Kini, luka-lukanya bisa sembuh. Setelah Buah Akasia Suci didapat, ia akan pulih ke puncak kekuatan!
“Kakek Juan pernah bilang, ada pengintai di sekitar rumahku. Identitasku harus tetap dirahasiakan!” Chu Fei berjalan tergesa, sebelum sampai rumah, ia diam-diam mengambil keranjang obat, memanggulnya, lalu pulang dengan santai.
Di mata orang lain, Chu Fei tampak seperti biasa, tak ada yang berubah.
Setelah masuk, ia melempar keranjang, menutup pintu, memulihkan tenaga, menunggu Kakek Juan membuat obat.
“Chu Fei, awasi agar tak ada yang mengganggu!” Kakek Juan muncul, berkata tenang.
Lalu ia mengeluarkan Daun Rontok, Merah Pegunungan, Tulang Tanpa Bunga, dan Buah Daun Ungu, meletakkan di meja, tangan kirinya menyalakan api spirit, mulai membuat obat.
Tiga jam kemudian, Kakek Juan selesai.
Selesai, ia menghela napas, memanggil Chu Fei dan melemparkan botol berisi cairan kuning.
“Ini Cairan Spirit Penyembuh, tiap mandi teteskan satu tetes, cukup hingga sembuh.”
“Terima kasih, Kakek Juan.” Chu Fei langsung mengambil ember kayu, menuang air, meneteskan cairan spirit, menunggu air berubah kuning, lalu masuk ke dalamnya.
Begitu masuk, tubuhnya terasa seperti dirayapi cacing, gatal. Cairan spirit meresap lewat pori-pori, menjadi gas yang menyegarkan tubuh, cahaya kuning samar menyala di bawah kulit. Seiring luka-luka dalam tubuhnya sembuh, aliran spirit pun semakin lancar, kekuatannya bertambah.
Chu Fei selalu menutup mata, setiap perubahan dalam tubuhnya membuatnya sangat gembira.
Setelah memulihkan tenaga, Kakek Juan mengambil bahan dari cincin, tersenyum, mulai membuat Cairan Spirit Pengubah.
…
Waktu berlalu, tibalah hari rapat keluarga.
Chu Fei membuka mata, bangkit.
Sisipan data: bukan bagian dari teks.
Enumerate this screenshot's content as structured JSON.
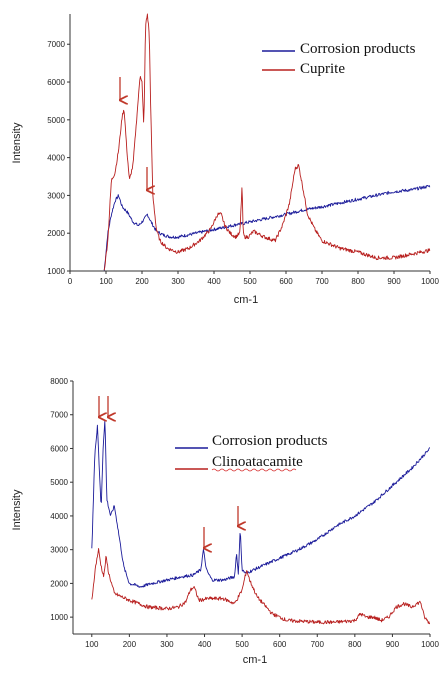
{
  "chart_data": [
    {
      "type": "line",
      "xlabel": "cm-1",
      "ylabel": "Intensity",
      "xlim": [
        0,
        1000
      ],
      "ylim": [
        1000,
        7800
      ],
      "x_ticks": [
        "0",
        "100",
        "200",
        "300",
        "400",
        "500",
        "600",
        "700",
        "800",
        "900",
        "1000"
      ],
      "y_ticks": [
        "1000",
        "2000",
        "3000",
        "4000",
        "5000",
        "6000",
        "7000"
      ],
      "legend_position": "top-right",
      "series": [
        {
          "name": "Corrosion products",
          "color": "#1c1c9a",
          "x": [
            95,
            105,
            115,
            125,
            135,
            145,
            160,
            175,
            190,
            205,
            215,
            225,
            240,
            260,
            280,
            300,
            350,
            400,
            450,
            470,
            480,
            490,
            500,
            550,
            600,
            650,
            700,
            750,
            800,
            850,
            900,
            950,
            1000
          ],
          "y": [
            1000,
            2000,
            2500,
            2850,
            3000,
            2700,
            2550,
            2300,
            2200,
            2350,
            2500,
            2300,
            2050,
            1950,
            1900,
            1900,
            2000,
            2100,
            2200,
            2250,
            2250,
            2280,
            2300,
            2400,
            2500,
            2620,
            2700,
            2800,
            2900,
            3000,
            3100,
            3150,
            3250
          ]
        },
        {
          "name": "Cuprite",
          "color": "#b8201f",
          "x": [
            95,
            105,
            115,
            125,
            135,
            145,
            150,
            158,
            165,
            175,
            185,
            195,
            200,
            205,
            210,
            215,
            220,
            225,
            230,
            240,
            250,
            270,
            300,
            330,
            360,
            390,
            410,
            420,
            430,
            445,
            460,
            472,
            478,
            481,
            485,
            495,
            510,
            540,
            570,
            590,
            610,
            625,
            635,
            645,
            660,
            680,
            700,
            750,
            800,
            850,
            900,
            950,
            1000
          ],
          "y": [
            1000,
            1800,
            3400,
            3600,
            4200,
            5100,
            5300,
            4200,
            3400,
            3800,
            5000,
            6200,
            6000,
            4800,
            7500,
            7800,
            7300,
            5000,
            3000,
            2100,
            1800,
            1600,
            1500,
            1600,
            1800,
            2100,
            2500,
            2500,
            2200,
            2000,
            1900,
            2000,
            3300,
            2000,
            1900,
            1900,
            2050,
            1900,
            1800,
            2200,
            2800,
            3700,
            3800,
            3300,
            2500,
            2100,
            1800,
            1600,
            1500,
            1350,
            1350,
            1450,
            1550
          ]
        }
      ]
    },
    {
      "type": "line",
      "xlabel": "cm-1",
      "ylabel": "Intensity",
      "xlim": [
        50,
        1000
      ],
      "ylim": [
        500,
        8000
      ],
      "x_ticks": [
        "100",
        "200",
        "300",
        "400",
        "500",
        "600",
        "700",
        "800",
        "900",
        "1000"
      ],
      "y_ticks": [
        "1000",
        "2000",
        "3000",
        "4000",
        "5000",
        "6000",
        "7000",
        "8000"
      ],
      "legend_position": "center",
      "series": [
        {
          "name": "Corrosion products",
          "color": "#1c1c9a",
          "x": [
            100,
            108,
            115,
            120,
            125,
            130,
            135,
            140,
            150,
            160,
            170,
            185,
            200,
            230,
            260,
            300,
            340,
            370,
            390,
            397,
            405,
            420,
            450,
            480,
            485,
            490,
            495,
            500,
            510,
            550,
            600,
            650,
            700,
            750,
            800,
            850,
            900,
            950,
            1000
          ],
          "y": [
            3000,
            5800,
            6700,
            5400,
            4200,
            6000,
            6900,
            4500,
            4000,
            4300,
            3600,
            2500,
            2000,
            1900,
            2000,
            2100,
            2200,
            2250,
            2400,
            3000,
            2400,
            2100,
            2100,
            2200,
            2900,
            2300,
            3600,
            2400,
            2300,
            2500,
            2750,
            3000,
            3300,
            3700,
            4000,
            4400,
            4900,
            5400,
            6000
          ]
        },
        {
          "name": "Clinoatacamite",
          "color": "#b8201f",
          "x": [
            100,
            110,
            118,
            125,
            132,
            138,
            145,
            160,
            200,
            250,
            300,
            330,
            350,
            362,
            372,
            385,
            410,
            450,
            480,
            500,
            512,
            520,
            540,
            580,
            620,
            700,
            750,
            800,
            815,
            830,
            850,
            870,
            890,
            910,
            930,
            950,
            965,
            975,
            985,
            1000
          ],
          "y": [
            1500,
            2500,
            3000,
            2500,
            2200,
            2800,
            2300,
            1700,
            1500,
            1300,
            1250,
            1300,
            1450,
            1800,
            1900,
            1500,
            1550,
            1550,
            1400,
            1800,
            2400,
            2100,
            1600,
            1100,
            900,
            850,
            850,
            900,
            1100,
            1000,
            1000,
            900,
            1000,
            1300,
            1400,
            1300,
            1400,
            1450,
            1000,
            800
          ]
        }
      ]
    }
  ]
}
Semua memar di tubuhnya telah lenyap, di kulitnya masih ada cahaya kuning yang mengalir.
Merasa kekuatannya pulih, ia mengerang pelan, aura tingkat menengah puncak Pengumpul Spirit langsung membalikkan botol kosong di meja.
Tiga hari penuh, selain mengantarkan Cairan Spirit Pengubah ke Perdagangan Jiahua, ia menghabiskan waktu di ember obat, Cairan Spirit Penyembuh tinggal dua tetes.
“Efeknya bagus, mungkin dua kali lagi tubuhku akan sembuh total, saat itu aku bisa makan Buah Akasia Suci!” Chu Fei mengepalkan tangan, bergumam.
Ia mengambil kartu VIP di meja, memasukkan ke cincin, lalu berkata pada Kakek Juan, “Kakek Juan, Pembuat Obat memang sangat dihormati, bahkan Perdagangan Jiahua yang besar pun menawarkan kerjasama.”
“Nanti setelah luka sembuh, kau bisa mempelajari ilmu itu, merasakan sendiri jadi Pembuat Obat!” Kakek Juan memandang penuh makna.
“Ayo, rapat keluarga mulai satu jam lagi!” Chu Fei menahan kegembiraan, mendengus dingin, kali ini ia tidak akan diam saja.